General Example of How to Use AdaptiveBridge

import adaptivebridge as adaptivebridge
from sklearn.tree import DecisionTreeClassifier

# Load the dataset
df = pd.read_csv('cell_samples.csv', header=0, sep=',')
y_name = 'Class'
df = df.applymap(lambda x: pd.to_numeric(x, errors='coerce'))
df = df.dropna()
x_df = df.drop([y_name], axis=1)
y_df = df[y_name]

# Basic feature engineering
x_df['MargAdh2'] = x_df['MargAdh']**2
x_df['UnifShape2'] = x_df['UnifShape']**2
x_df['BareNuc2'] = x_df['BareNuc']**2
x_df['BlandChrom2'] = x_df['BlandChrom']**2
x_df['SingEpiSize2'] = x_df['SingEpiSize']**2

xtrain, xtest, ytrain, ytest = train_test_split(x_df, y_df, test_size=0.15)

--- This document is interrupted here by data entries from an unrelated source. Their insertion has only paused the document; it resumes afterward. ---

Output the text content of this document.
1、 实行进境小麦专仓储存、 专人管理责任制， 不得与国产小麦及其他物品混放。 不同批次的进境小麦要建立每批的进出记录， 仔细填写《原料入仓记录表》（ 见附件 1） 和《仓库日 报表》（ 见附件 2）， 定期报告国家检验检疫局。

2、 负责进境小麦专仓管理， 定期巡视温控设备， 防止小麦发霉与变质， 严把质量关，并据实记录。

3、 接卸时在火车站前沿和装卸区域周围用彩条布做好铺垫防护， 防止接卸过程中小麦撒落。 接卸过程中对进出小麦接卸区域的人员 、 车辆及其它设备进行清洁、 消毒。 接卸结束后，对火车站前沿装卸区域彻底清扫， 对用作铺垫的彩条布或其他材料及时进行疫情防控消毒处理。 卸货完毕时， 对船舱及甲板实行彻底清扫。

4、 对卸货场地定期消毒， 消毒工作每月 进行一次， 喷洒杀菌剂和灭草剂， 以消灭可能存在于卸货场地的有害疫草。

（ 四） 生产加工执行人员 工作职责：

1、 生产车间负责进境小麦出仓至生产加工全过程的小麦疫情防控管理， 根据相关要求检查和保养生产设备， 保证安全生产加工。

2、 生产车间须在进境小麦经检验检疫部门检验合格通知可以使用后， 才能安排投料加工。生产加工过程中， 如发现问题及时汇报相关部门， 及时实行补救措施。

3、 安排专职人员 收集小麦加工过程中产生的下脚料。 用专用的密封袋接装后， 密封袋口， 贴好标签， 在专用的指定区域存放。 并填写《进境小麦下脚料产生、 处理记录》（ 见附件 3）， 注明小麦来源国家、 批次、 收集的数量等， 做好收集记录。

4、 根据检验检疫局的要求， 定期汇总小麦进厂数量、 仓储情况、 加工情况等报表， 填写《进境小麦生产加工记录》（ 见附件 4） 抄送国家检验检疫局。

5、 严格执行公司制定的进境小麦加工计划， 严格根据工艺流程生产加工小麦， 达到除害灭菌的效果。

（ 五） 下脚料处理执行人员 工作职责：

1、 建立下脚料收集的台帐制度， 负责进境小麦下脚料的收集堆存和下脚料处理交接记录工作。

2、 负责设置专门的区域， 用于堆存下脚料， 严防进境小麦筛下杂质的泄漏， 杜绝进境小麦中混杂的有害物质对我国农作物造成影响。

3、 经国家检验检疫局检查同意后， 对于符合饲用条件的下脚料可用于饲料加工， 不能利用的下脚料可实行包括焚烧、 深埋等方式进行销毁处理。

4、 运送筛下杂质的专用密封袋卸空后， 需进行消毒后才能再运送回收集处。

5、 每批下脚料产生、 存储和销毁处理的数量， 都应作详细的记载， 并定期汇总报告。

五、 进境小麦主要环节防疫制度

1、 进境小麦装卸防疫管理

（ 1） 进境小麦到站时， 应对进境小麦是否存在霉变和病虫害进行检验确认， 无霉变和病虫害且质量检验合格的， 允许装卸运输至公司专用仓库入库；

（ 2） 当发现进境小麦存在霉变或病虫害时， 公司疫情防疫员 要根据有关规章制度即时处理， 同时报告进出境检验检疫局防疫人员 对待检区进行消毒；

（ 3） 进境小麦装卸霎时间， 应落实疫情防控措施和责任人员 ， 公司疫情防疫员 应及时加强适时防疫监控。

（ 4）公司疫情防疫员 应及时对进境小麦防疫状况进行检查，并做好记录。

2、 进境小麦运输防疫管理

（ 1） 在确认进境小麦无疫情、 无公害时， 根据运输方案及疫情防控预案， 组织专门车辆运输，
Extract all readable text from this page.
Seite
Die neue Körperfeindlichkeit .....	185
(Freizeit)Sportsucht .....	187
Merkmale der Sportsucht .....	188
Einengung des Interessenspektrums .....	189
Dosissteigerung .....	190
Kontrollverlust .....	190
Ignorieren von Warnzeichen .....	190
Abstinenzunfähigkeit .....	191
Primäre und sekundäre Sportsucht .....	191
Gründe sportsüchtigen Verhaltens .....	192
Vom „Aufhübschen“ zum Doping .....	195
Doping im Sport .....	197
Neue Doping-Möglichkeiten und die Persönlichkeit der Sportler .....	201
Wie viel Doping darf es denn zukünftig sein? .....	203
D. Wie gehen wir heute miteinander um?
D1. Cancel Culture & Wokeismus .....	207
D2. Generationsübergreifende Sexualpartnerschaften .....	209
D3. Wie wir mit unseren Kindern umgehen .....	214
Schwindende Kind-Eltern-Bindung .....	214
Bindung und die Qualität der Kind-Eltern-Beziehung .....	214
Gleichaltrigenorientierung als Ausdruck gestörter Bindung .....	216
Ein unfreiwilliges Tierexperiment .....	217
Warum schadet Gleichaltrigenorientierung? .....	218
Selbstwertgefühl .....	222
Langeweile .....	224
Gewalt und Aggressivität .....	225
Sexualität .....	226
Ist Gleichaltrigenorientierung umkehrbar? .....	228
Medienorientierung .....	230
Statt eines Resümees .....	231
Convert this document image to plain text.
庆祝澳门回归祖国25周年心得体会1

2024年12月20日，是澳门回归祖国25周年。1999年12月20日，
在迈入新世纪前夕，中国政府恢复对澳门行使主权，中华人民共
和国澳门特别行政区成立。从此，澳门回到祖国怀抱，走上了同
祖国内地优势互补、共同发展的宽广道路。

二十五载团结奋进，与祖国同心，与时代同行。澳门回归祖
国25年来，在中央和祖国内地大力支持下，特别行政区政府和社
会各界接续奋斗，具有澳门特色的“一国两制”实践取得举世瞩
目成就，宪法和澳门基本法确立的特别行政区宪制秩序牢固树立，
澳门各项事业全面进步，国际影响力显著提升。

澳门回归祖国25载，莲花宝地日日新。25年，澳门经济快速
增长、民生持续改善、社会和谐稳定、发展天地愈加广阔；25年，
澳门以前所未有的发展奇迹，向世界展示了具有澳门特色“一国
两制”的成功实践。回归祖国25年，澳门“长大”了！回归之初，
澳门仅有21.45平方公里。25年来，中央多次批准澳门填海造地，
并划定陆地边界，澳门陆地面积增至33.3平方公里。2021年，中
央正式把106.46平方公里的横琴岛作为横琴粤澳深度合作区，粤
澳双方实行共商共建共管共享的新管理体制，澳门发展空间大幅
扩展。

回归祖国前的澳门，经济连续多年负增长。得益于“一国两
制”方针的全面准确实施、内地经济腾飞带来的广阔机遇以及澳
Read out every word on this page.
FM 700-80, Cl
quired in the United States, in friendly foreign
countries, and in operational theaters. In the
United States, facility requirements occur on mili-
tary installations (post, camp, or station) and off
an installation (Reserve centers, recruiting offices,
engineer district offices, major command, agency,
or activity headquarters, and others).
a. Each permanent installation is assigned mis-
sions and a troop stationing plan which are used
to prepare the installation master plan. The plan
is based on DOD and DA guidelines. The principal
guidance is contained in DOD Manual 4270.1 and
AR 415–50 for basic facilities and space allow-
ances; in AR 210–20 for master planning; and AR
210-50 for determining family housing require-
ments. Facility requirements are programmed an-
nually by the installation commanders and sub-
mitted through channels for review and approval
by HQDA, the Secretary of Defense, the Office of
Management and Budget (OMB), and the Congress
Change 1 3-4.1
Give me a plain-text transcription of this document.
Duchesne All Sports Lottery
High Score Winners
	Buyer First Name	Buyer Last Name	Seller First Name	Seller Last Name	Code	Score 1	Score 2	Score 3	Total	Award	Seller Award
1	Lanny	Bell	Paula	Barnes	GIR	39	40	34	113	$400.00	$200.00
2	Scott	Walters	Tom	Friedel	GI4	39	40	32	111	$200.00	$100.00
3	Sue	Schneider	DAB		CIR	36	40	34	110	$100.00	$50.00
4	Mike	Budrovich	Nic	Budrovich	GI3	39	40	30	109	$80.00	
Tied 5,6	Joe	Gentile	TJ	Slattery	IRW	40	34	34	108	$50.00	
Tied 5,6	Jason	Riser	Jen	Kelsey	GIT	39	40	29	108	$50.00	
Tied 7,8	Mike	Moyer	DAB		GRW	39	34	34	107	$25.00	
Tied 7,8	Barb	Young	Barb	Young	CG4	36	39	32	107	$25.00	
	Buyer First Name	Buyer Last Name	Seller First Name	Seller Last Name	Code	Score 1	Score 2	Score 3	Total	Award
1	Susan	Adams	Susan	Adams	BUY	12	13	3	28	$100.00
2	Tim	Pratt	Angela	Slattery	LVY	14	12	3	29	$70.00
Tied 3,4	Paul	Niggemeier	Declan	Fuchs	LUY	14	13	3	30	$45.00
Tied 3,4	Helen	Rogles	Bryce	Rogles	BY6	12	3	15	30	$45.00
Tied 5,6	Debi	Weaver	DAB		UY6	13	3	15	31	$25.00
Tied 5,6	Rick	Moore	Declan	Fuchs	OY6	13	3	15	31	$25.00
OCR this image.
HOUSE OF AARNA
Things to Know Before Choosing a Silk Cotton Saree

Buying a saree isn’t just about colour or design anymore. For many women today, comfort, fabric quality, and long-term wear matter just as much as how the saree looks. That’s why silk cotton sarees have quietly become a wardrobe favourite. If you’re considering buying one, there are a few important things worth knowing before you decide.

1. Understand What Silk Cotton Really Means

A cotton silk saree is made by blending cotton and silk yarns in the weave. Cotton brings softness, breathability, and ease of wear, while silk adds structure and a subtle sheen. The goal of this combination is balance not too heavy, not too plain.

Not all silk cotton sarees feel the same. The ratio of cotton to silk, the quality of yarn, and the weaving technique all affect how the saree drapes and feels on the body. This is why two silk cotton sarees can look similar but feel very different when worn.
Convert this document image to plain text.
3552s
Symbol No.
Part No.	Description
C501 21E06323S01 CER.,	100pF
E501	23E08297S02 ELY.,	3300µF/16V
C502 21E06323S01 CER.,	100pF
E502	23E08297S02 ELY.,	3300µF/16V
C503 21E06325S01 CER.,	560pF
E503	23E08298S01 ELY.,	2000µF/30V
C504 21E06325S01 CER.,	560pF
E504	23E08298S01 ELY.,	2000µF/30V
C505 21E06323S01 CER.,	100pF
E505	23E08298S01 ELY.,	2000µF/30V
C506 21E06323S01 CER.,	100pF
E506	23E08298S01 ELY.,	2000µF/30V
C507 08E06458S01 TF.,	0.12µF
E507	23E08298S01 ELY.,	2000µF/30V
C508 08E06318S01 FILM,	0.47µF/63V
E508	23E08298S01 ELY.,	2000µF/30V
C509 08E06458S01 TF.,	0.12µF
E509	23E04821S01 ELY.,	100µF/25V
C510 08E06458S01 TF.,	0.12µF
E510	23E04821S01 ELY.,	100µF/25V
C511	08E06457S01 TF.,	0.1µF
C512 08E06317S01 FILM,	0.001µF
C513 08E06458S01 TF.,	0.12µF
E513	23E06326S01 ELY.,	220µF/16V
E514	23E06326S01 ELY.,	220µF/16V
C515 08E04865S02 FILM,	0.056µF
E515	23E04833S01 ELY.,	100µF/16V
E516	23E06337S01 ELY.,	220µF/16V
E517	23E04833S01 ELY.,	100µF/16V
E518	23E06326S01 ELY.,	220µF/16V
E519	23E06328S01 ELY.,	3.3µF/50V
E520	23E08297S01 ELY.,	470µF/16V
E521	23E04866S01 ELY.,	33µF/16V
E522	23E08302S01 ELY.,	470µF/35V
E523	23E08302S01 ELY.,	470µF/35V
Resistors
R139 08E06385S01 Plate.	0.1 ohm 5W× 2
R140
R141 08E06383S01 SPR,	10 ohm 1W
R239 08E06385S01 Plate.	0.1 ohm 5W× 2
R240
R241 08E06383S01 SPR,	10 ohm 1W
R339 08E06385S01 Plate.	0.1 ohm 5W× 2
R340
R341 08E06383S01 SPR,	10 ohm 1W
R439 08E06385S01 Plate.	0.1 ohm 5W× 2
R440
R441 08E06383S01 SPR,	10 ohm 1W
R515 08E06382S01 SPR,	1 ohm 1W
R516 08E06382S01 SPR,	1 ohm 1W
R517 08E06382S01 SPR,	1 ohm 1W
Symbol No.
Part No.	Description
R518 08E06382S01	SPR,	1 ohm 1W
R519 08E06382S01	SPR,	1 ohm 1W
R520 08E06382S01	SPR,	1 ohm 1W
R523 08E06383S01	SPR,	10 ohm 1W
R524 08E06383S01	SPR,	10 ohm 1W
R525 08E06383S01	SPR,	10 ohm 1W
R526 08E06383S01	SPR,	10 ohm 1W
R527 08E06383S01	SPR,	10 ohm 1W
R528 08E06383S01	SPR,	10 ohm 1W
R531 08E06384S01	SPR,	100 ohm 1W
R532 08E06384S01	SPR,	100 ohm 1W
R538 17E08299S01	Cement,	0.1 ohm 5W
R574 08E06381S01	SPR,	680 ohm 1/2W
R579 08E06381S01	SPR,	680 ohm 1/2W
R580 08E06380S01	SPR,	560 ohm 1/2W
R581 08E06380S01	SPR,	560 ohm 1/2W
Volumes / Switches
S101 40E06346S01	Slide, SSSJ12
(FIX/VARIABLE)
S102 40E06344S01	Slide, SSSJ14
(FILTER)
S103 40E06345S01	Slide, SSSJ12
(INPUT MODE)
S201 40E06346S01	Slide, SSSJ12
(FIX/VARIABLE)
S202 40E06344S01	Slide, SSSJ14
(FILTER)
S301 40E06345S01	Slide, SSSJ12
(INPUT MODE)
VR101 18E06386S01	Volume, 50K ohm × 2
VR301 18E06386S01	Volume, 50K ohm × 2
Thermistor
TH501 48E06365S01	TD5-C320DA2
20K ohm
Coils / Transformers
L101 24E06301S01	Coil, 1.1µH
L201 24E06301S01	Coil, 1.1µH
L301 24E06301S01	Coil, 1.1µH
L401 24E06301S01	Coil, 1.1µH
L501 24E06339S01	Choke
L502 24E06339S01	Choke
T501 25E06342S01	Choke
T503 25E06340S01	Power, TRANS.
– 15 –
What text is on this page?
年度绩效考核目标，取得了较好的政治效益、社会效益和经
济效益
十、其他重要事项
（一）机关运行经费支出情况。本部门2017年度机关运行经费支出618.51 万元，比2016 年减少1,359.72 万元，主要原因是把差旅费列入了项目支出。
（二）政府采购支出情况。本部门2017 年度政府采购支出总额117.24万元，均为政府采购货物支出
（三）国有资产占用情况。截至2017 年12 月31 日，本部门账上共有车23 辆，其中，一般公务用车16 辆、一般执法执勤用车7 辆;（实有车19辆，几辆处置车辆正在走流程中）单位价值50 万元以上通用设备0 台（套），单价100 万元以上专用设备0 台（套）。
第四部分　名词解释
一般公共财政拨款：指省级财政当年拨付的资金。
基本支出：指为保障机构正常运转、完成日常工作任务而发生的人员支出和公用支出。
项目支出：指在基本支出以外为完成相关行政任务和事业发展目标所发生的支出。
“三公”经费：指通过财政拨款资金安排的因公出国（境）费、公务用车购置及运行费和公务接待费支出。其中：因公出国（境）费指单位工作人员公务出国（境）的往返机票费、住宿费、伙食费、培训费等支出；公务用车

# Activate AdaptiveBridge model based on DecisionTreeClassifier
adaptive_bridge = adaptivebridge.AdaptiveBridge(model, correlation_threshold=0.25, min_accuracy=0.5, default_accuracy_selection=0.95, importance_threshold=0.1, accuracy_logic=None)
adaptive_bridge.fit(xtrain, ytrain, feature_engineering=['MargAdh2', 'UnifShape2', 'BareNuc2', 'BlandChrom2', 'SingEpiSize2'])

xtrain, xtest, ytrain, ytest = train_test_split(x_df, y_df, test_size=0.15)

# Fit the model
adaptive_bridge.fit(xtrain, ytrain)

# Check the benchmark and see the features that can be covered by AdaptiveBridge
adaptive_bridge.feature_sequence()
adaptive_bridge.benchmark(xtrain, ytrain)

'''
This stage is to be used on a separate dataset that needs to be predicted.
'''

dfnew = pd.read_csv('data/cell_samples-missing-features.csv', header=0, sep=',')  # New dataset with missing features
y_name = 'Class'
dfnew = dfnew.applymap(lambda x: pd.to_numeric(x, errors='coerce'))
dfnew = dfnew.dropna()
y_df = dfnew[y_name]
dfnew = dfnew.drop([y_name], axis=1)

dfnew = adaptive_bridge.bridge(dfnew)  # Complete the dataset

# Feature engineering
dfnew['MargAdh2'] = dfnew['MargAdh']**2
dfnew['UnifShape2'] = dfnew['UnifShape']**2
dfnew['BareNuc2'] = dfnew['BareNuc']**2
dfnew['BlandChrom2'] = dfnew['BlandChrom']**2
dfnew['SingEpiSize2'] = dfnew['SingEpiSize']**4

# Predict
ypred = adaptive_bridge.predict(dfnew)
print(ypred)